This report presents the latest data on net cancer survival for Pennsylvanians. Current net survival is estimated using patients diagnosed between 2010 and 2016. It divides the data in these chapters:
Explanation of terms and types of data
Important findings and general survival data
Changes in data from 2001 to 2017
How a cancer’s stage at diagnosis affects survival
How poverty, race, and insurance coverage affect cancer survival
Comparison of net survival rates between counties or health districts
How the data was collected, analyzed, and presented
Downloadable ZIP archive of all the data in the report
Other books, articles, and websites about cancer survival
Survival analysis estimates how many people in a group will still be alive after a specific amount of time. For cancer survival, the time is usually 5 years after diagnosis. The ratio of survivors to everyone in the group is called a survival rate.
In the simplest case, the survival rate would be the number who survived divided by the total. However, this would require excluding recently diagnosed people. For example, we currently only know for sure whether somebody with cancer was alive up to the end of 2017. Therefore, we don’t know if anybody diagnosed after 2013 survived 5 years.
To include people diagnosed more recently, we break the chosen amount of time into smaller intervals. For example, we could divide 5 years into 1,826 days. We then estimate the chance of death for each day. If we only have data for a patient up to one year after diagnosis, we can still use that data for those days. Finally, we recombine these daily chances to get the 5-year chance of death.
A net cancer survival rate is what the survival rate would be if there were no deaths unrelated to cancer. You can use this data to focus on cancer-related differences between groups.
Net cancer survival compares the chances of death between people diagnosed with cancer and people without a diagnosis. It splits the daily chance of death into 2 parts, called hazards:
Net survival only uses the net hazard. See the Technical Notes for details.
Some notes on interpreting net survival in this report:
A population’s net survival rate comes from a weighted average of its members’ cumulative hazards.

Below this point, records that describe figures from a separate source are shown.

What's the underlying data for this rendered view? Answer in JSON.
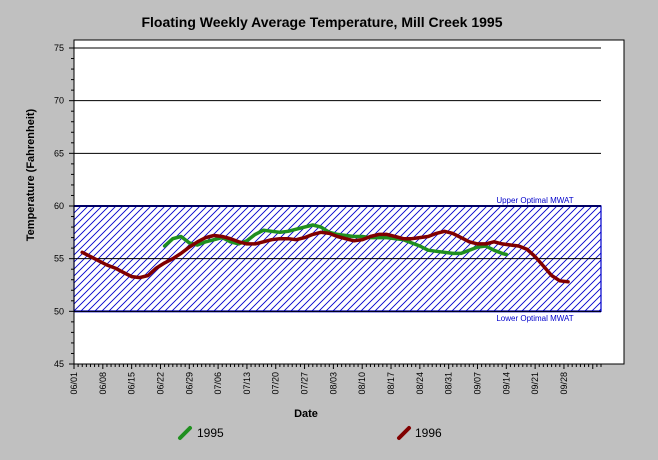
{
  "chart_data": {
    "type": "line",
    "title": "Floating Weekly Average Temperature, Mill Creek 1995",
    "xlabel": "Date",
    "ylabel": "Temperature (Fahrenheit)",
    "ylim": [
      45,
      75
    ],
    "y_ticks": [
      45,
      50,
      55,
      60,
      65,
      70,
      75
    ],
    "x_range": [
      "06/01",
      "10/07"
    ],
    "x_ticks": [
      "06/01",
      "06/08",
      "06/15",
      "06/22",
      "06/29",
      "07/06",
      "07/13",
      "07/20",
      "07/27",
      "08/03",
      "08/10",
      "08/17",
      "08/24",
      "08/31",
      "09/07",
      "09/14",
      "09/21",
      "09/28"
    ],
    "grid": "horizontal major lines at 50, 55, 60, 65, 70, 75",
    "band": {
      "range": [
        50,
        60
      ],
      "upper_label": "Upper Optimal MWAT",
      "lower_label": "Lower Optimal MWAT",
      "color": "#0000cc"
    },
    "legend_position": "bottom",
    "series": [
      {
        "name": "1995",
        "color": "#1f8f1f",
        "points": [
          [
            "06/23",
            56.2
          ],
          [
            "06/25",
            56.9
          ],
          [
            "06/27",
            57.1
          ],
          [
            "06/29",
            56.5
          ],
          [
            "07/01",
            56.3
          ],
          [
            "07/03",
            56.6
          ],
          [
            "07/05",
            56.8
          ],
          [
            "07/07",
            57.0
          ],
          [
            "07/09",
            56.6
          ],
          [
            "07/11",
            56.4
          ],
          [
            "07/13",
            56.7
          ],
          [
            "07/15",
            57.3
          ],
          [
            "07/17",
            57.7
          ],
          [
            "07/19",
            57.6
          ],
          [
            "07/21",
            57.5
          ],
          [
            "07/23",
            57.6
          ],
          [
            "07/25",
            57.8
          ],
          [
            "07/27",
            58.0
          ],
          [
            "07/29",
            58.2
          ],
          [
            "07/31",
            58.0
          ],
          [
            "08/02",
            57.5
          ],
          [
            "08/04",
            57.3
          ],
          [
            "08/06",
            57.2
          ],
          [
            "08/08",
            57.1
          ],
          [
            "08/10",
            57.1
          ],
          [
            "08/12",
            57.0
          ],
          [
            "08/14",
            57.0
          ],
          [
            "08/16",
            57.0
          ],
          [
            "08/18",
            56.9
          ],
          [
            "08/20",
            56.8
          ],
          [
            "08/22",
            56.5
          ],
          [
            "08/24",
            56.2
          ],
          [
            "08/26",
            55.8
          ],
          [
            "08/28",
            55.7
          ],
          [
            "08/30",
            55.6
          ],
          [
            "09/01",
            55.5
          ],
          [
            "09/03",
            55.5
          ],
          [
            "09/05",
            55.8
          ],
          [
            "09/07",
            56.1
          ],
          [
            "09/09",
            56.2
          ],
          [
            "09/11",
            55.8
          ],
          [
            "09/13",
            55.5
          ],
          [
            "09/14",
            55.4
          ]
        ]
      },
      {
        "name": "1996",
        "color": "#800000",
        "points": [
          [
            "06/03",
            55.6
          ],
          [
            "06/05",
            55.2
          ],
          [
            "06/07",
            54.8
          ],
          [
            "06/09",
            54.4
          ],
          [
            "06/11",
            54.1
          ],
          [
            "06/13",
            53.7
          ],
          [
            "06/15",
            53.3
          ],
          [
            "06/17",
            53.2
          ],
          [
            "06/19",
            53.4
          ],
          [
            "06/21",
            54.1
          ],
          [
            "06/23",
            54.6
          ],
          [
            "06/25",
            55.0
          ],
          [
            "06/27",
            55.5
          ],
          [
            "06/29",
            56.1
          ],
          [
            "07/01",
            56.6
          ],
          [
            "07/03",
            57.0
          ],
          [
            "07/05",
            57.2
          ],
          [
            "07/07",
            57.1
          ],
          [
            "07/09",
            56.9
          ],
          [
            "07/11",
            56.6
          ],
          [
            "07/13",
            56.4
          ],
          [
            "07/15",
            56.4
          ],
          [
            "07/17",
            56.6
          ],
          [
            "07/19",
            56.8
          ],
          [
            "07/21",
            56.9
          ],
          [
            "07/23",
            56.9
          ],
          [
            "07/25",
            56.8
          ],
          [
            "07/27",
            57.0
          ],
          [
            "07/29",
            57.3
          ],
          [
            "07/31",
            57.5
          ],
          [
            "08/02",
            57.4
          ],
          [
            "08/04",
            57.1
          ],
          [
            "08/06",
            56.9
          ],
          [
            "08/08",
            56.7
          ],
          [
            "08/10",
            56.8
          ],
          [
            "08/12",
            57.1
          ],
          [
            "08/14",
            57.3
          ],
          [
            "08/16",
            57.3
          ],
          [
            "08/18",
            57.1
          ],
          [
            "08/20",
            56.9
          ],
          [
            "08/22",
            56.9
          ],
          [
            "08/24",
            57.0
          ],
          [
            "08/26",
            57.1
          ],
          [
            "08/28",
            57.4
          ],
          [
            "08/30",
            57.6
          ],
          [
            "09/01",
            57.4
          ],
          [
            "09/03",
            57.0
          ],
          [
            "09/05",
            56.6
          ],
          [
            "09/07",
            56.4
          ],
          [
            "09/09",
            56.4
          ],
          [
            "09/11",
            56.6
          ],
          [
            "09/13",
            56.4
          ],
          [
            "09/15",
            56.3
          ],
          [
            "09/17",
            56.2
          ],
          [
            "09/19",
            55.9
          ],
          [
            "09/21",
            55.2
          ],
          [
            "09/23",
            54.3
          ],
          [
            "09/25",
            53.4
          ],
          [
            "09/27",
            52.9
          ],
          [
            "09/29",
            52.8
          ]
        ]
      }
    ]
  }
}
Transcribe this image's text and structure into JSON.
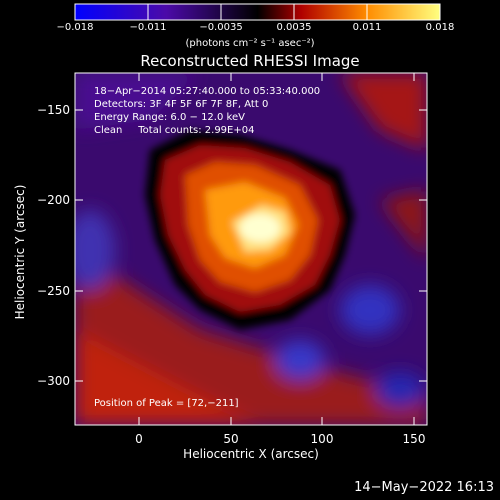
{
  "colorbar": {
    "tick_labels": [
      "−0.018",
      "−0.011",
      "−0.0035",
      "0.0035",
      "0.011",
      "0.018"
    ],
    "units": "(photons cm⁻² s⁻¹ asec⁻²)",
    "colors": [
      "#0000ff",
      "#4b0aa8",
      "#000000",
      "#b00000",
      "#ff8c00",
      "#ffff80"
    ]
  },
  "title": "Reconstructed RHESSI Image",
  "info": {
    "line1": "18−Apr−2014 05:27:40.000 to 05:33:40.000",
    "line2": "Detectors: 3F 4F 5F 6F 7F 8F, Att 0",
    "line3": "Energy Range: 6.0 − 12.0 keV",
    "line4": "Clean     Total counts: 2.99E+04",
    "peak": "Position of Peak = [72,−211]"
  },
  "axes": {
    "xlabel": "Heliocentric X (arcsec)",
    "ylabel": "Heliocentric Y (arcsec)",
    "xticks": [
      "0",
      "50",
      "100",
      "150"
    ],
    "yticks": [
      "−150",
      "−200",
      "−250",
      "−300"
    ],
    "xrange": [
      -35,
      155
    ],
    "yrange": [
      -327,
      -132
    ]
  },
  "timestamp": "14−May−2022 16:13"
}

It is assumed there is a true average for the group that one can only estimate. A confidence interval shows the uncertainty of an estimate. Estimates for larger populations have more certainty.
Nobody can directly observe a group’s net survival. We use confidence intervals to show how precise a net survival estimate is. A wider interval means a less precise estimate.
We say the difference between two rates is “statistically significant” if there is less than a 5% chance of no difference.